1. 🗺️ Operations Map¶
Before touching a key, visualize the secure data flow.
graph TD
Input[📄 Raw Document] -->|Ingest| Clean[🧹 Cleaning]
Clean -->|Redaction with SpaCy| Safe[🛡️ Secure Tokens]
Safe -->|Analysis| Json[💎 Final JSON]
style Input fill:#e7ae4c,stroke:#333,stroke-width:2px,color:#fff
style Clean fill:#37a880,stroke:#333,stroke-width:2px,color:#fff
style Safe fill:#e0e7ff,stroke:#333,stroke-width:2px,color:#182232
style Json fill:#f1f5f9,stroke:#182232,stroke-width:2px,color:#182232
2. ⚔️ Mission Execution¶
Follow the steps with surgical precision.
Create a confidential.txt file in data/input/ with fake (but realistic) data and execute it.
Activate the privacy shield. The COGNITIVE_REDACT variable is your best friend.
Check that the system worked. Open the resulting JSON.
- Expected:
"PERSON": "[REDACTED]" - Failed:
"PERSON": "Juan Pérez"
3. 📸 Evidence Collection¶
To claim your reward (XP), you must present proof.
Delivery Checklist¶
- [ ] Output JSON: Confirm there are no real names.
- [ ] Audit Log: Verify that
outputs/audit/has a new entry. - [ ] Screenshot: Show your terminal with the "Success" message.

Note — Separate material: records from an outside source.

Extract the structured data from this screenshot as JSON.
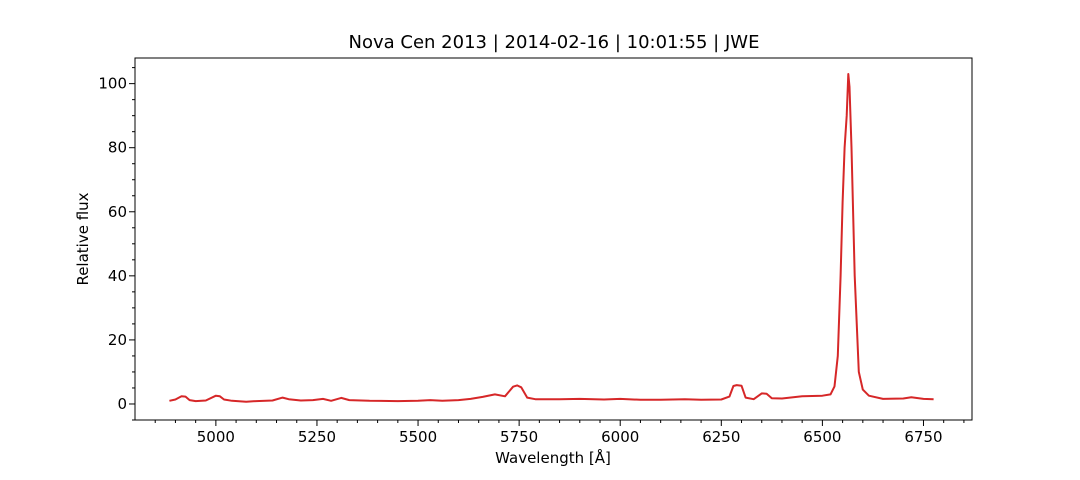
{
  "chart_data": {
    "type": "line",
    "title": "Nova Cen 2013 | 2014-02-16 | 10:01:55 | JWE",
    "xlabel": "Wavelength [Å]",
    "ylabel": "Relative flux",
    "xlim": [
      4800,
      6870
    ],
    "ylim": [
      -5,
      108
    ],
    "xticks": [
      5000,
      5250,
      5500,
      5750,
      6000,
      6250,
      6500,
      6750
    ],
    "yticks": [
      0,
      20,
      40,
      60,
      80,
      100
    ],
    "grid": false,
    "line_color": "#d62728",
    "series": [
      {
        "x": [
          4885,
          4900,
          4915,
          4925,
          4935,
          4950,
          4975,
          5000,
          5010,
          5020,
          5040,
          5075,
          5100,
          5140,
          5165,
          5180,
          5210,
          5240,
          5265,
          5285,
          5310,
          5330,
          5380,
          5450,
          5500,
          5530,
          5560,
          5600,
          5630,
          5660,
          5690,
          5715,
          5735,
          5745,
          5755,
          5770,
          5790,
          5850,
          5900,
          5960,
          6000,
          6050,
          6100,
          6160,
          6200,
          6250,
          6270,
          6280,
          6288,
          6300,
          6310,
          6330,
          6350,
          6362,
          6375,
          6400,
          6450,
          6500,
          6520,
          6530,
          6538,
          6545,
          6550,
          6555,
          6560,
          6564,
          6567,
          6572,
          6580,
          6590,
          6600,
          6615,
          6650,
          6700,
          6720,
          6750,
          6775
        ],
        "y": [
          1.0,
          1.4,
          2.4,
          2.3,
          1.2,
          0.9,
          1.1,
          2.6,
          2.4,
          1.4,
          1.0,
          0.7,
          0.9,
          1.1,
          2.0,
          1.5,
          1.1,
          1.2,
          1.6,
          1.0,
          1.9,
          1.2,
          1.0,
          0.9,
          1.0,
          1.2,
          1.0,
          1.2,
          1.6,
          2.2,
          3.0,
          2.4,
          5.4,
          5.8,
          5.2,
          2.0,
          1.5,
          1.5,
          1.6,
          1.4,
          1.6,
          1.3,
          1.3,
          1.5,
          1.3,
          1.4,
          2.3,
          5.6,
          5.9,
          5.7,
          2.0,
          1.5,
          3.3,
          3.2,
          1.8,
          1.7,
          2.4,
          2.6,
          3.0,
          5.5,
          15.0,
          40.0,
          63.0,
          80.0,
          90.0,
          103.0,
          99.0,
          80.0,
          40.0,
          10.0,
          4.5,
          2.6,
          1.6,
          1.7,
          2.1,
          1.6,
          1.5
        ]
      }
    ]
  }
}
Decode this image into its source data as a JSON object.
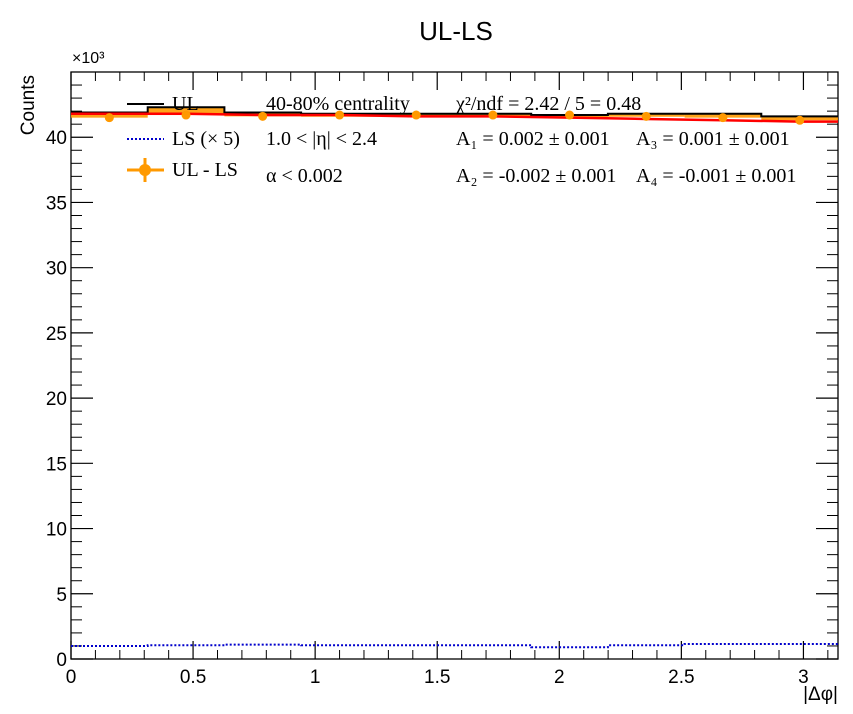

📝 Template for your Pull Request
## 🛡️ Lab 01 Mission Completed
- **File Hash:** [Insert Hash]
- **Redaction Status:** ✅ Activated
- **Incidents:** None
Evidence attached in /evidence folder.
🆘 Common Problems?¶
My document isn't processing
- Is it in
data/input? - Does it have a
.txtor.pdfextension? - Do you have write permissions on
outputs/?
I don't see redacted data
Make sure the environment variable is properly set. Do an echo $env:COGNITIVE_REDACT to check.